Stephen may have scoffed a bit at the decor, but he seemed more than happy to lie on the sofa, his sore leg, damaged in a landmine accident in Africa, propped up on Rosie’s lap as they watched box sets on Lilian’s ancient television. Other nights, when the picture was just too grainy, Stephen would read to her and Rosie would knit, and Stephen would tease her for making the world’s longest scarf, and she would tell him to hush, he would be pleased when it turned cold, and if he wasn’t quiet she would knit him a pair of long johns and make him wear them, which shut him up pretty fast.
‘In a minute!’ shouted Rosie up the stairs, glancing round to make sure the door was shut on the wood burner – she was always nearly causing conflagrations. She was struck by the heaviness of the air. They hadn’t moved in to Lilian’s downstairs bedroom, all of them keeping up the pretence that one day Lilian might want to use it again, so they kept it pristine, the bed made up, her clothes still hanging in the wardrobe. Rosie kept a shrewd nurse’s eye on her eighty-seven-year-old great-aunt. Lilian liked to complain about the home, but Rosie could see, in the rosiness of her cheeks (Lilian took great pride in her excellent complexion) and her slight weight gain (this, by contrast, made her utterly furious), that actually, living somewhere with help on hand all the time, and company, was just what Lilian needed. She had lasted a long time by herself in her own home, trying to pretend to the world at large that everything was absolutely fine, when clearly it wasn’t. She might complain, but it was clear that it was a weight off her shoulders.

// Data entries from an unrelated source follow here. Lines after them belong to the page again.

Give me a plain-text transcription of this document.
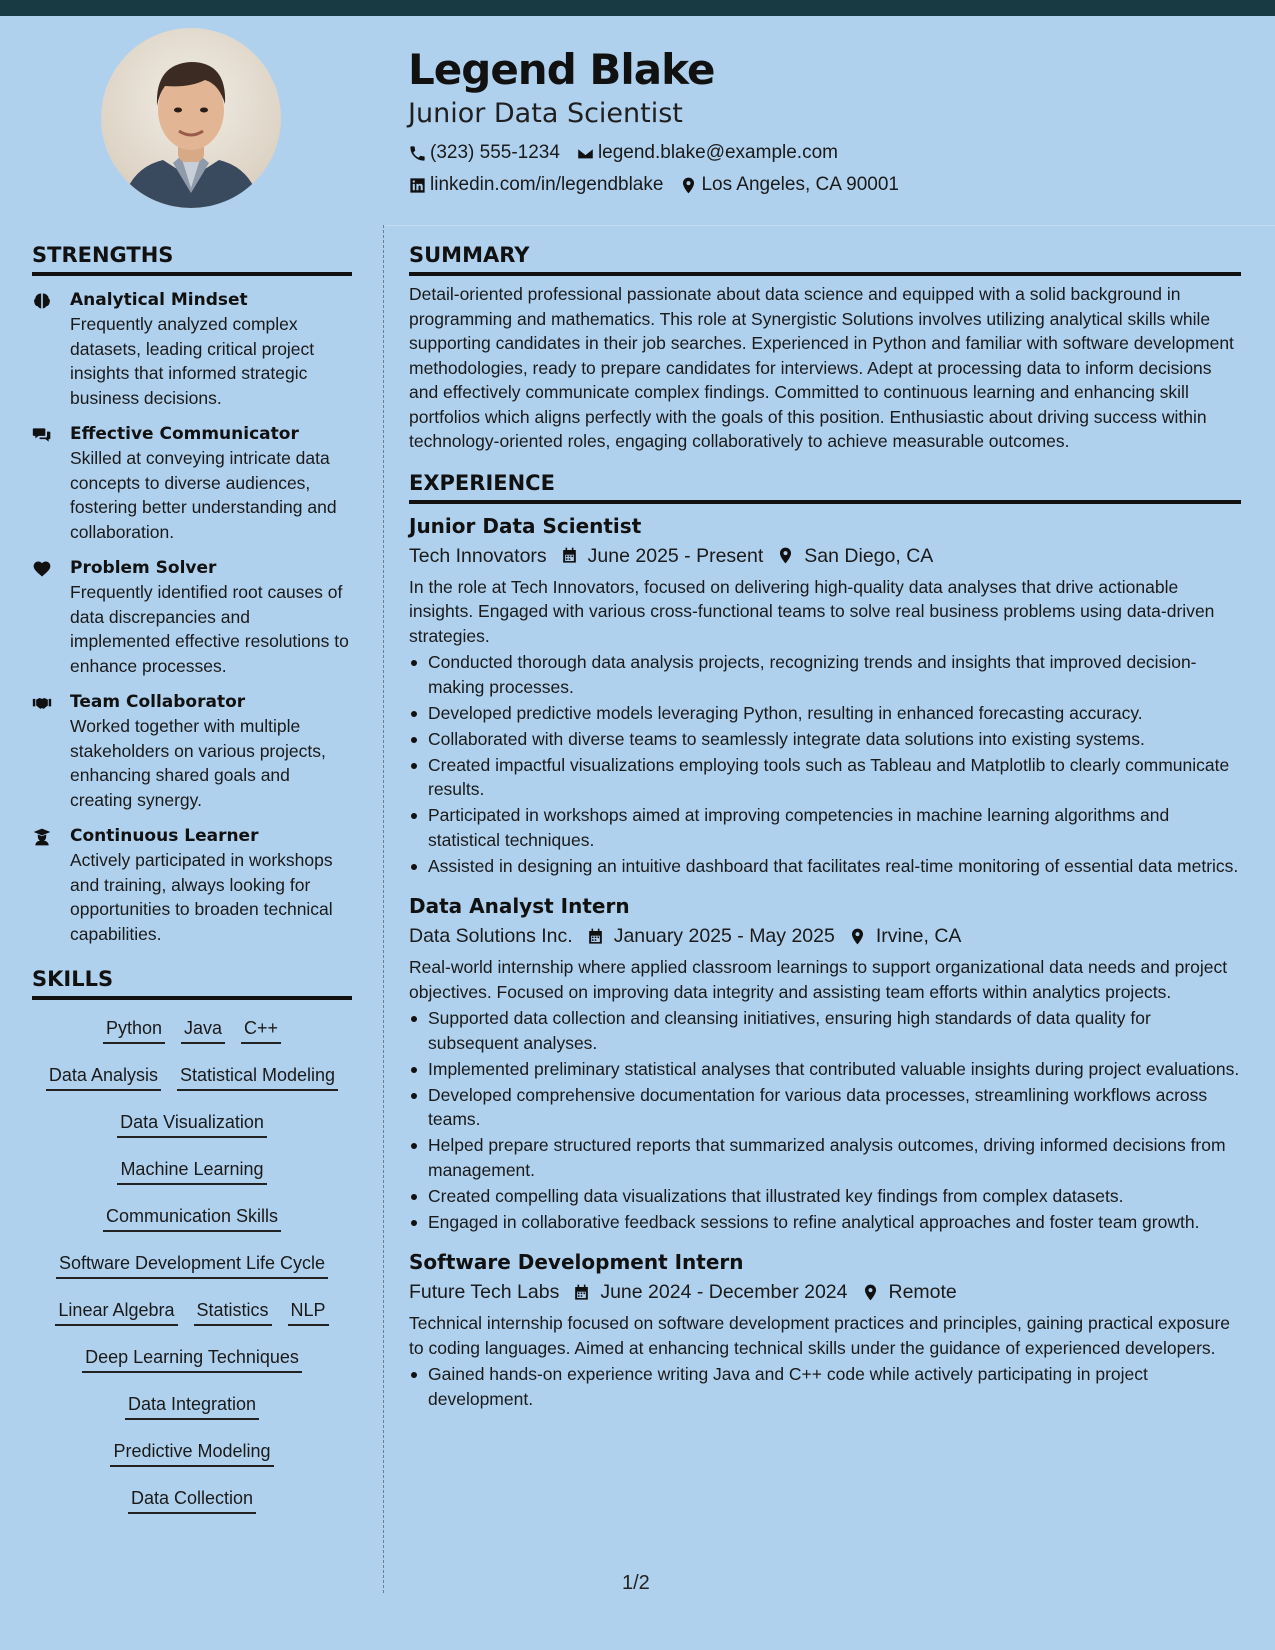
Legend Blake
Junior Data Scientist
(323) 555-1234 legend.blake@example.com
linkedin.com/in/legendblake Los Angeles, CA 90001
STRENGTHS
Analytical Mindset
Frequently analyzed complex datasets, leading critical project insights that informed strategic business decisions.
Effective Communicator
Skilled at conveying intricate data concepts to diverse audiences, fostering better understanding and collaboration.
Problem Solver
Frequently identified root causes of data discrepancies and implemented effective resolutions to enhance processes.
Team Collaborator
Worked together with multiple stakeholders on various projects, enhancing shared goals and creating synergy.
Continuous Learner
Actively participated in workshops and training, always looking for opportunities to broaden technical capabilities.
SKILLS
Python Java C++
Data Analysis Statistical Modeling
Data Visualization
Machine Learning
Communication Skills
Software Development Life Cycle
Linear Algebra Statistics NLP
Deep Learning Techniques
Data Integration
Predictive Modeling
Data Collection
SUMMARY
Detail-oriented professional passionate about data science and equipped with a solid background in programming and mathematics. This role at Synergistic Solutions involves utilizing analytical skills while supporting candidates in their job searches. Experienced in Python and familiar with software development methodologies, ready to prepare candidates for interviews. Adept at processing data to inform decisions and effectively communicate complex findings. Committed to continuous learning and enhancing skill portfolios which aligns perfectly with the goals of this position. Enthusiastic about driving success within technology-oriented roles, engaging collaboratively to achieve measurable outcomes.
EXPERIENCE
Junior Data Scientist
Tech Innovators June 2025 - Present San Diego, CA
In the role at Tech Innovators, focused on delivering high-quality data analyses that drive actionable insights. Engaged with various cross-functional teams to solve real business problems using data-driven strategies.
Conducted thorough data analysis projects, recognizing trends and insights that improved decision-making processes.
Developed predictive models leveraging Python, resulting in enhanced forecasting accuracy.
Collaborated with diverse teams to seamlessly integrate data solutions into existing systems.
Created impactful visualizations employing tools such as Tableau and Matplotlib to clearly communicate results.
Participated in workshops aimed at improving competencies in machine learning algorithms and statistical techniques.
Assisted in designing an intuitive dashboard that facilitates real-time monitoring of essential data metrics.
Data Analyst Intern
Data Solutions Inc. January 2025 - May 2025 Irvine, CA
Real-world internship where applied classroom learnings to support organizational data needs and project objectives. Focused on improving data integrity and assisting team efforts within analytics projects.
Supported data collection and cleansing initiatives, ensuring high standards of data quality for subsequent analyses.
Implemented preliminary statistical analyses that contributed valuable insights during project evaluations.
Developed comprehensive documentation for various data processes, streamlining workflows across teams.
Helped prepare structured reports that summarized analysis outcomes, driving informed decisions from management.
Created compelling data visualizations that illustrated key findings from complex datasets.
Engaged in collaborative feedback sessions to refine analytical approaches and foster team growth.
Software Development Intern
Future Tech Labs June 2024 - December 2024 Remote
Technical internship focused on software development practices and principles, gaining practical exposure to coding languages. Aimed at enhancing technical skills under the guidance of experienced developers.
Gained hands-on experience writing Java and C++ code while actively participating in project development.
1/2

So they continued to sleep in the little attic, adapted years before as a spare bedroom for Lilian’s brothers. It was clean and bare, with views on one side of the great craggy Derbyshire fells, and on the other of Lilian’s garden, the herb and vegetable patches tended with surprising care by Stephen, the rose bower trimmed from time to time by Mr Isitt, the local dairy farmer.
It was utterly freezing up in the unheated attic. Rosie saw with a smile that Stephen was already in bed, tucked in tightly under the sheets, blankets and thick eiderdown (Lilian thought duvets were a modern intrusion for lazy people; Rosie couldn’t deny there was a certain comfort in being tucked in tight with hospital corners, plus it was much harder for your other half to steal the covers).
‘Hurry up,’ he said.
‘Oh good,’ said Rosie. ‘You’ve warmed up one side. Now can you shift to the other side, please?’
The shape under the covers was unmoved.
‘Not a chance,’ it said. ‘It’s brass monkey bollocks up here.’
‘Thank goodness I share my bed with a gentleman,’ said Rosie. ‘Move! And anyway, that’s my side.’
‘It is NOT your side. This is the window side, which you insisted, when we were stifling up here in the summer, was
making you too hot so you needed the other side.’
‘I don’t know what you mean,’ said Rosie, coming round the far end of the large sleigh bed. ‘Now budge.’
‘No!’
‘Budge!’
‘NO!’
Rosie began to wrestle with him, avoiding, as ever, his weaker left leg, until eventually Stephen suggested that if she really needed warming up, he had a plan, and she found that she liked that plan.
Afterwards, now cosy (as long as her feet didn’t stray to the far regions of the mattress; if she didn’t think it would turn Stephen off for ever, she would have worn bed socks), she felt herself drifting off to sleep, or she would have done if Stephen hadn’t been lying so rigid next to her. He was pretending to be asleep, but she wasn’t fooled for a second.